Anche Hannah Seal, partner di Index Ventures, ha sottolineato il rapido progresso della società dal concetto a piattaforma pronta per l’uso aziendale. Mentre le aziende passano da progetti pilota a distribuzioni di AI su larga scala, incontrano nuove richieste di sicurezza, affidabilità e governance. Il team di nexos.ai, con una profonda esperienza nella costruzione di software scalabile e sicuro, mira a diventare un pilastro di questa nuova fase.
Il nuovo finanziamento aiuterà ad espandere le capacità della piattaforma, tra cui algoritmi di routing avanzati, distribuzioni di modelli privati e l’espansione in Nord America e Europa occidentale. La società prevede inoltre di introdurre iniziative educative volte a rispondere al crescente divario delle competenze di AI aziendale.
Implicazioni per il futuro dell’AI aziendale
L’emergere di nexos.ai segnala una nuova fase nell’AI aziendale – una fase in cui la governance, e non l’esperimento, definisce il successo. Negli ultimi due anni, le aziende hanno fatto a gara per integrare grandi modelli di linguaggio nei loro flussi di lavoro, spesso attraverso progetti pilota sparsi o integrazioni ad hoc. Il risultato è stato un paradosso: mentre l’AI ha dimostrato il suo potenziale trasformativo, la sua rapida adozione non coordinata ha anche creato un ambiente di frammentazione e rischio. Mentre l’AI si diffonde attraverso i dipartimenti – dalle risorse umane e marketing a legale e finanza – la necessità di una supervisione unificata, visibilità e conformità diventa non solo un requisito tecnico, ma un’imperativa strategica.

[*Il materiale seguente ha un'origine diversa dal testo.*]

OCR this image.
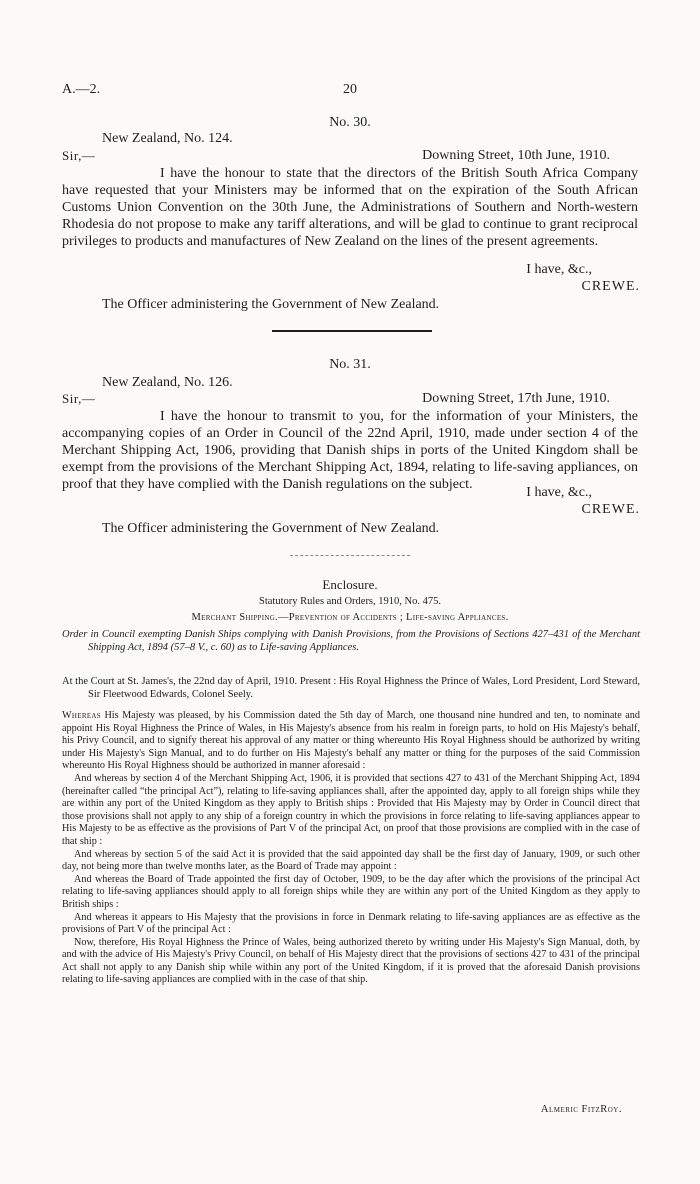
A.—2.	20
No. 30.
New Zealand, No. 124.
Sir,—	Downing Street, 10th June, 1910.
I have the honour to state that the directors of the British South Africa Company have requested that your Ministers may be informed that on the expiration of the South African Customs Union Convention on the 30th June, the Administrations of Southern and North-western Rhodesia do not propose to make any tariff alterations, and will be glad to continue to grant reciprocal privileges to products and manufactures of New Zealand on the lines of the present agreements.
I have, &c.,
CREWE.
The Officer administering the Government of New Zealand.
No. 31.
New Zealand, No. 126.
Sir,—	Downing Street, 17th June, 1910.
I have the honour to transmit to you, for the information of your Ministers, the accompanying copies of an Order in Council of the 22nd April, 1910, made under section 4 of the Merchant Shipping Act, 1906, providing that Danish ships in ports of the United Kingdom shall be exempt from the provisions of the Merchant Shipping Act, 1894, relating to life-saving appliances, on proof that they have complied with the Danish regulations on the subject.
I have, &c.,
CREWE.
The Officer administering the Government of New Zealand.
Enclosure.
Statutory Rules and Orders, 1910, No. 475.
Merchant Shipping.—Prevention of Accidents ; Life-saving Appliances.
Order in Council exempting Danish Ships complying with Danish Provisions, from the Provisions of Sections 427–431 of the Merchant Shipping Act, 1894 (57–8 V., c. 60) as to Life-saving Appliances.
At the Court at St. James's, the 22nd day of April, 1910. Present : His Royal Highness the Prince of Wales, Lord President, Lord Steward, Sir Fleetwood Edwards, Colonel Seely.

Whereas His Majesty was pleased, by his Commission dated the 5th day of March, one thousand nine hundred and ten, to nominate and appoint His Royal Highness the Prince of Wales, in His Majesty's absence from his realm in foreign parts, to hold on His Majesty's behalf, his Privy Council, and to signify thereat his approval of any matter or thing whereunto His Royal Highness should be authorized by writing under His Majesty's Sign Manual, and to do further on His Majesty's behalf any matter or thing for the purposes of the said Commission whereunto His Royal Highness should be authorized in manner aforesaid :

And whereas by section 4 of the Merchant Shipping Act, 1906, it is provided that sections 427 to 431 of the Merchant Shipping Act, 1894 (hereinafter called “the principal Act”), relating to life-saving appliances shall, after the appointed day, apply to all foreign ships while they are within any port of the United Kingdom as they apply to British ships : Provided that His Majesty may by Order in Council direct that those provisions shall not apply to any ship of a foreign country in which the provisions in force relating to life-saving appliances appear to His Majesty to be as effective as the provisions of Part V of the principal Act, on proof that those provisions are complied with in the case of that ship :

And whereas by section 5 of the said Act it is provided that the said appointed day shall be the first day of January, 1909, or such other day, not being more than twelve months later, as the Board of Trade may appoint :

And whereas the Board of Trade appointed the first day of October, 1909, to be the day after which the provisions of the principal Act relating to life-saving appliances should apply to all foreign ships while they are within any port of the United Kingdom as they apply to British ships :

And whereas it appears to His Majesty that the provisions in force in Denmark relating to life-saving appliances are as effective as the provisions of Part V of the principal Act :

Now, therefore, His Royal Highness the Prince of Wales, being authorized thereto by writing under His Majesty's Sign Manual, doth, by and with the advice of His Majesty's Privy Council, on behalf of His Majesty direct that the provisions of sections 427 to 431 of the principal Act shall not apply to any Danish ship while within any port of the United Kingdom, if it is proved that the aforesaid Danish provisions relating to life-saving appliances are complied with in the case of that ship.

Almeric FitzRoy.
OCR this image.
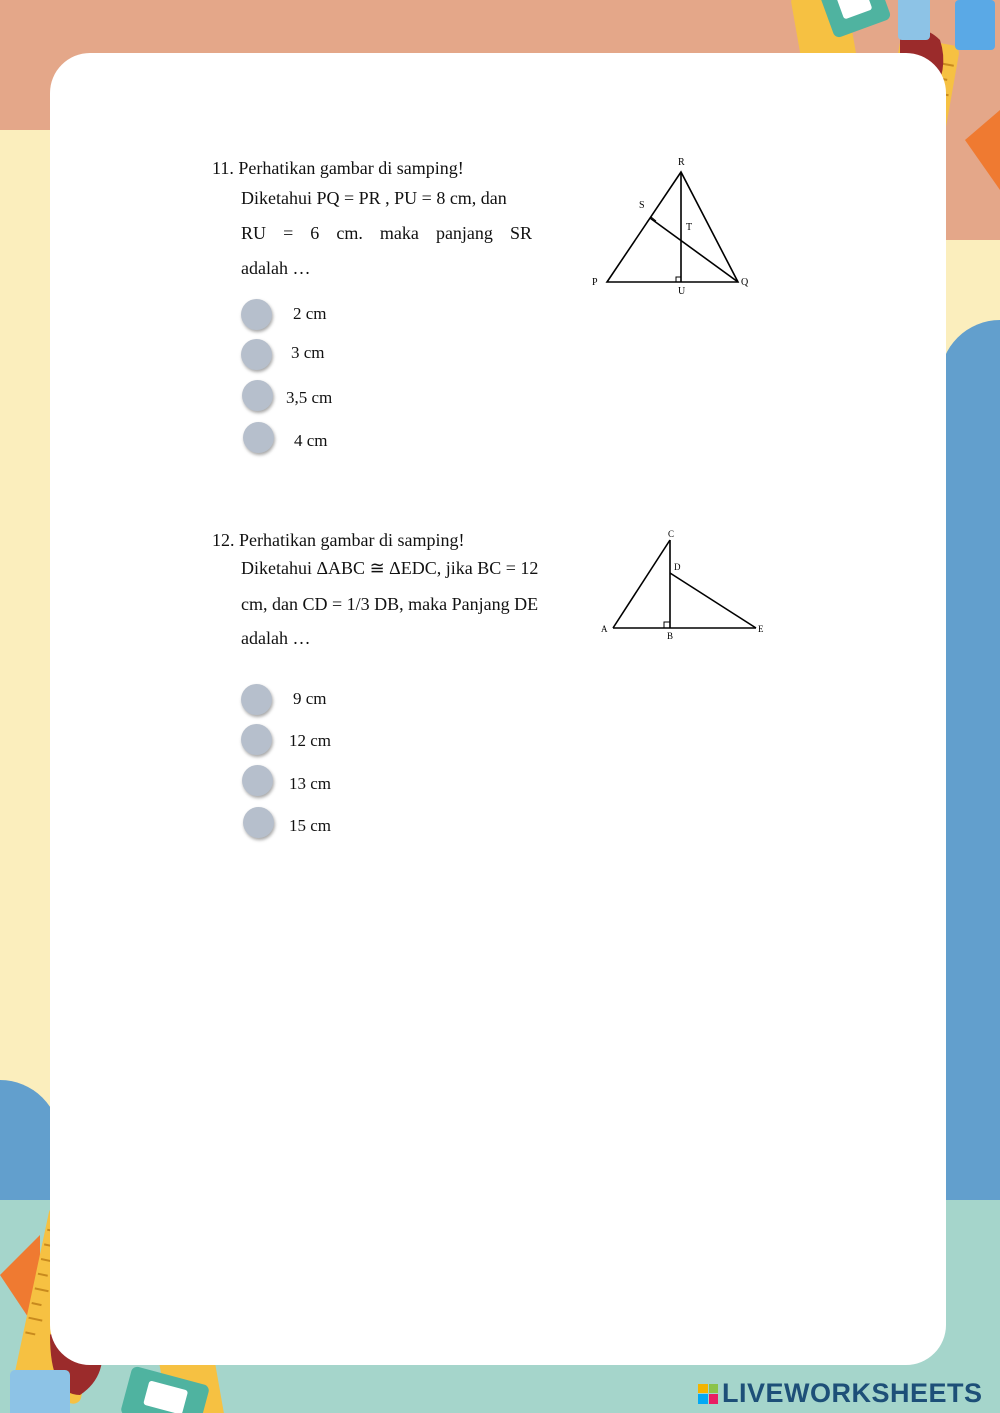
11. Perhatikan gambar di samping!
Diketahui PQ = PR , PU = 8 cm, dan
RU = 6 cm. maka panjang SR
adalah …
R
S
T
P
U
Q
2 cm
3 cm
3,5 cm
4 cm
12. Perhatikan gambar di samping!
Diketahui ΔABC ≅ ΔEDC, jika BC = 12
cm, dan CD = 1/3 DB, maka Panjang DE
adalah …
C
D
A
B
E
9 cm
12 cm
13 cm
15 cm
LIVEWORKSHEETS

La vera storia qui è più grande di una sola società o round di finanziamento. La missione di nexos.ai rappresenta un movimento più ampio nella tecnologia aziendale: il passaggio dall’entusiasmo per l’AI alla responsabilità dell’AI. La prima ondata di sperimentazione sta lasciando il posto a una richiesta di infrastrutture che possano gestire, misurare e controllare l’uso dell’AI. In questa nuova fase, le aziende stanno cercando modi per costruire l’equivalente di un sistema nervoso digitale – uno che indirizzi i compiti di AI in modo intelligente, tenga traccia di come si muovono i dati e applichi le politiche in modo automatico. Questa evoluzione rispecchia la traiettoria del cloud computing un decennio fa, quando la sicurezza e la governance dei costi sono passate da afterthought a prerequisiti per la scala.
Se piattaforme come nexos.ai hanno successo, potrebbero aiutare le aziende a colmare il divario tra innovazione e controllo. Piuttosto che soffocare la creatività, gli strumenti di governance potrebbero effettivamente sbloccarla fornendo un quadro sicuro per la sperimentazione. I dipendenti potrebbero utilizzare l’AI con fiducia, sapendo che il loro lavoro è conforme alle leggi sulla privacy e alle politiche interne. Per gli sviluppatori, gateway unificati e livelli di orchestrazione potrebbero rendere l’infrastruttura di AI così affidabile come le API del cloud – prevedibile, misurabile e sicura.
Nel tempo, questi sistemi potrebbero trasformare l’AI da un esperimento poco governato in un’utility gestita. Allo stesso modo in cui la sicurezza informatica è evoluta in una disciplina operativa dedicata, la supervisione dell’AI potrebbe diventare il suo livello di infrastruttura aziendale – completo di standard di audit, dashboard di utilizzo e certificazioni di conformità. Ciò non solo ridurrebbe i rischi come la perdita di dati o la distorsione, ma anche migliorerebbe la trasparenza su come i sistemi automatizzati influenzano le decisioni.
In questo contesto, il lavoro di nexos.ai punta verso un’era più matura dell’AI aziendale – un’era definita da struttura, responsabilità e fiducia a lungo termine. I vincitori in questo spazio non saranno quelli che distribuiscono l’AI più velocemente, ma quelli che la distribuiscono saggiamente.